後部ラゲッジスペースに130㎏分の水タンクを
積んで実験を行う。

 バーベキューセットやゴルフバッグ、キャンプ道具などを満載すると、これくらいか。

 20㎞/hを省略して30㎞/hから始めたところ、稼働せずターゲットにドガン!!

 あらま。

 25㎞/hに落としたら、これまた稼働せず。20㎞/hでは稼働した。

 試しに130㎏の水タンクを降ろしたら、何事もなかった如く30㎞/hまで稼働。このあたりがセンサーのボーダーラインだと考えてよさそうだ。

 最後の推奨車高(前後50㎜ローダウン)はまったく問題なく稼働。

実験の様子

 TEINのエンジニアの皆さまと一緒にテスト。かなり尖った状況も用意しました

どういう場合だと効かなくなるの?

 ということで、今回テストしたかぎり、サスペンションを社外品に交換しても車検対応の範囲で前後の車高を合わせておけば自動ブレーキの性能に影響を与えることなどなかった、という結論。

 ただ注意してほしいのが乗り心地。今回使ったTEINの車高調は、以前ベストカーで紹介したとおりカタいが滑らかに動く。

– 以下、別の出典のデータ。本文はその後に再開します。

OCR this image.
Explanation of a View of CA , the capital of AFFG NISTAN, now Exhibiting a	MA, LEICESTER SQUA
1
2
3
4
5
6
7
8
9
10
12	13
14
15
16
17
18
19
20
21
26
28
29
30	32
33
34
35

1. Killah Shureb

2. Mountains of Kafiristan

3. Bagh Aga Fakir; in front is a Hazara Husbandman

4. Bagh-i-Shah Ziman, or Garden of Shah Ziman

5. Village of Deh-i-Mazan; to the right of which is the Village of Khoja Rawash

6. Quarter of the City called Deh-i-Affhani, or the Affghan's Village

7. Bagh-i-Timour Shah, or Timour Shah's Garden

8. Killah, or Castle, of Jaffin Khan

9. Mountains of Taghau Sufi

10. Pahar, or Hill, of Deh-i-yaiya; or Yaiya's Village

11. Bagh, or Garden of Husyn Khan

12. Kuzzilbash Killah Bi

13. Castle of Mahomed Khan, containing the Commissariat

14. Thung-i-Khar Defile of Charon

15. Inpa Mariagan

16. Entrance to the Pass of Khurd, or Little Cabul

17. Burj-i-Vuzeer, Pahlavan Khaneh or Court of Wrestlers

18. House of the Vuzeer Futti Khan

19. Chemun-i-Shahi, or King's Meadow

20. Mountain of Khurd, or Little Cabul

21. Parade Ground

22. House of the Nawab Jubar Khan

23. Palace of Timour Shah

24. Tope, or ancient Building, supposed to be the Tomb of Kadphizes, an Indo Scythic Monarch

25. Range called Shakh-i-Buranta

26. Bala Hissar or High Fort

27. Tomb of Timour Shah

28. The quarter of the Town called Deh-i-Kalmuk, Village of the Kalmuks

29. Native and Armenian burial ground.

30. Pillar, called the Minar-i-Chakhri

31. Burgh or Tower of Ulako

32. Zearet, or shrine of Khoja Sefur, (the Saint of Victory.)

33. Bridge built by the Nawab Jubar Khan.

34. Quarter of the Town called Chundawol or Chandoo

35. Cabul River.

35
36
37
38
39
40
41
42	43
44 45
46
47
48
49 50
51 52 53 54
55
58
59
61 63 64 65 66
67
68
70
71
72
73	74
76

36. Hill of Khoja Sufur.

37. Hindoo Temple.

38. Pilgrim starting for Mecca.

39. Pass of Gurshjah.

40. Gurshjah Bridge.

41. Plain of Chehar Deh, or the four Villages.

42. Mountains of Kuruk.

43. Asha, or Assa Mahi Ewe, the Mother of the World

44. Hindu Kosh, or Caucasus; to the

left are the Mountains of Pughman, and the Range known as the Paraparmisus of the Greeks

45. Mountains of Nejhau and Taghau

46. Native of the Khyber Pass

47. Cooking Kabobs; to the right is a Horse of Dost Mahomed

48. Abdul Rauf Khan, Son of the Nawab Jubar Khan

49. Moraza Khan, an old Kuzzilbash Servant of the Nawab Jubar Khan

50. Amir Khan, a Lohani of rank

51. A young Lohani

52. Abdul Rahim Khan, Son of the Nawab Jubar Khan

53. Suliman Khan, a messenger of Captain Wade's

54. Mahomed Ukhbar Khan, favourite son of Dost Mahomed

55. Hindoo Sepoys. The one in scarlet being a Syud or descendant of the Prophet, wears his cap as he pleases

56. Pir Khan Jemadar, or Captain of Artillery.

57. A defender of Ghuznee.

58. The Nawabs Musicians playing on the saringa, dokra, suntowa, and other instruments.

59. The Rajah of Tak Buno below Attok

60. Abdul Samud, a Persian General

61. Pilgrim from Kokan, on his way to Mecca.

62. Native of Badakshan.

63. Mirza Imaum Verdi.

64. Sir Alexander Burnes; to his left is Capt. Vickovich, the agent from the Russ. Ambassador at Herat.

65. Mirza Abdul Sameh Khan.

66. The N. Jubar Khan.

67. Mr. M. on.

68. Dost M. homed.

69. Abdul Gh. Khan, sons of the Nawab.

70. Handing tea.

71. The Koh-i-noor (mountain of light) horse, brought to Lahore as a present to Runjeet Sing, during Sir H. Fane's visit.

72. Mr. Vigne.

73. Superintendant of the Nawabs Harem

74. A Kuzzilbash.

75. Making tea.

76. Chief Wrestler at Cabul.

 硬すぎるダンパーだと、センサーに振動を伝えるため、どうなるかわからない。標準より極端に乗り心地が悪いと感じる製品は少しばかり不安だ。

大人一人はいるくらいのスペース

 法令ギリギリのロードクリアランス(90㎜)となる75㎜ダウンでも衝突軽減ブレーキは作動することを確認!!

 だが、あくまでも自己責任だ!!

車高変化による自動ブレーキ作動実証テスト結果

 ※今回のテストはテインの車高調サスキット「FLEX A」を装着して実施。ガチガチのサスペンションだとレーザーやカメラによるセンサーに振動を伝えるため違った結果となる可能性もある。

 少なくともノア三兄弟にTEINのサスキットをつけた場合、前後50㎜ダウンの推奨車高はもちろんのこと、前後75㎜ダウンでも作動した。また前傾姿勢には許容範囲は広い。